However, not all microbial infections could lead to sepsis. Some microorganisms, including bacteria, invaded the blood stream locally, but only transiently passed through the blood circulation. They would not cause damage to the function of organs. In clinical studies, we found that some patients with bacteria-infection became sepsis patients, while others did not. The reasons leading to this difference deserved further exploration.

Sepsis was an organ dysfunction syndrome caused by a maladjusted response to microbial infection.2 It was considered that organ dysfunction of infected patients was related to host’s abnormal response to different infectious pathogenic microorganisms and their toxins, complex systemic inflammatory network effect, gene polymorphism, immune dysfunction, et al9–11 Various metabolites produced by bacteria, such as pyrogen, toxin, bacteriocins might involve in the process of sepsis.12,13 These metabolites could interfere with the physiological functions of the human body, causing symptoms such as fever and hypotension.13,14

In recent years, researchers have gradually realized that sepsis was not only related to inflammation in human body. The high stress state of sepsis was also closely related to the metabolic activities of various cells.15 Researchers began to try to use metabolomics to monitor the changes of sepsis and analyze the prognosis of sepsis patients.16–20 Jaurila et al analyzed serum metabolites from 44 patients with sepsis and 14 healthy subjects. They found that the serum levels of glucose, glycine and 3-hydroxybutyric acid were significantly higher in septic patients than in healthy controls, while the levels of citric acid and histidine were significantly lower in septic patients than in healthy controls. This revealed that 3-hydroxybutyric acid, citric acid and glycine might be specific metabolites in patients with sepsis.19 Metabolites were analyzed in serum samples of patients with sepsis at the time of admission to intensive care unit and 24 hours later, and the clinical outcomes (survival/death) were compared. The results showed that the concentrations of amino acids such as alanine, glutamic acid, glutamine and methionine, tricarboxylic acid circulating intermediates, lactate and pyruvate in serum of patients with poor prognosis increased.20 There was a big difference in metabolic characteristics between survivors and the dead, which indicated that dynamic monitoring of the changes of related metabolites was avail to predict the disease progression.

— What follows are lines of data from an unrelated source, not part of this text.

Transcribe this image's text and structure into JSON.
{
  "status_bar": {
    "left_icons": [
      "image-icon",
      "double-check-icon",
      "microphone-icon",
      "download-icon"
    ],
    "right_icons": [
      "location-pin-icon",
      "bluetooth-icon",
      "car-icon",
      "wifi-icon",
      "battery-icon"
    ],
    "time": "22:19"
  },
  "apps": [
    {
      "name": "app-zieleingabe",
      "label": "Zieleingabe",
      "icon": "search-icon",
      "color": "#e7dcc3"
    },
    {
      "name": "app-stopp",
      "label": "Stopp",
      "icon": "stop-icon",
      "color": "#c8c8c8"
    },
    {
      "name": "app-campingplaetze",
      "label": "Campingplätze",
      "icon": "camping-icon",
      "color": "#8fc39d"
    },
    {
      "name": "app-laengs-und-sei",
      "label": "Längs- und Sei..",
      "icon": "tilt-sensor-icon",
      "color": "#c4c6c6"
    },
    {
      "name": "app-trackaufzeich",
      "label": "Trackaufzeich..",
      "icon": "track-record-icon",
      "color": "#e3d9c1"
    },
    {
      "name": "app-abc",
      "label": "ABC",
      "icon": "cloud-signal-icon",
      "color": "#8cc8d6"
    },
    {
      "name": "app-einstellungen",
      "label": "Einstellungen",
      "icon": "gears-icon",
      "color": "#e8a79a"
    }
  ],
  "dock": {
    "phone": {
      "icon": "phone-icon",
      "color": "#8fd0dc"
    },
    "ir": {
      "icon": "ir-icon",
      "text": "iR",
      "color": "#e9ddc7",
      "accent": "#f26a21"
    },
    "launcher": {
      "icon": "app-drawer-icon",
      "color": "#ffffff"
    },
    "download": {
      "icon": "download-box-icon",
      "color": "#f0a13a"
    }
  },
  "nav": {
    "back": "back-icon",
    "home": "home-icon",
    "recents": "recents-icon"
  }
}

E. coli was the bacterium that caused more infections and more sepsis. In this study, E. coli from the blood of septic patients and non-septic patients were cultured in vitro and their metabolic differences were analyzed. The correlation between metabolites of E. coli from septic patients and organ dysfunction in sepsis was discussed.

Methods

This study was conducted in accordance with the Declaration of Helsinki and was approved by the Human Research Ethics Committee of Huzhou Central Hospital (Ethical number 20191116-01). This was a single-center retrospective study, the data were anonymous, and the need for informed consent was waived by the Human Research Ethics Committee of Huzhou Central Hospital.

Retrospective Study Analysis of Bacteria-Infection

Records of patients with positive blood culture were retrieved in Huzhou Central Hospital from January 2019 to December 2021. Information on basic characteristics, laboratory results and outcomes was abstracted. Patients with multiple bacterial infections, organ function impairment due to other diseases and death within 72 hours were excluded. The remaining bacteria-infection patients were enrolled. Then, the number and proportion of each bacteria in the total bacterial infections were analyzed. The included patients were divided into nonseptic and septic groups according to new sepsis definitions (Sepsis-3). The proportion of each bacteria in nonseptic and septic groups were statistically analyzed.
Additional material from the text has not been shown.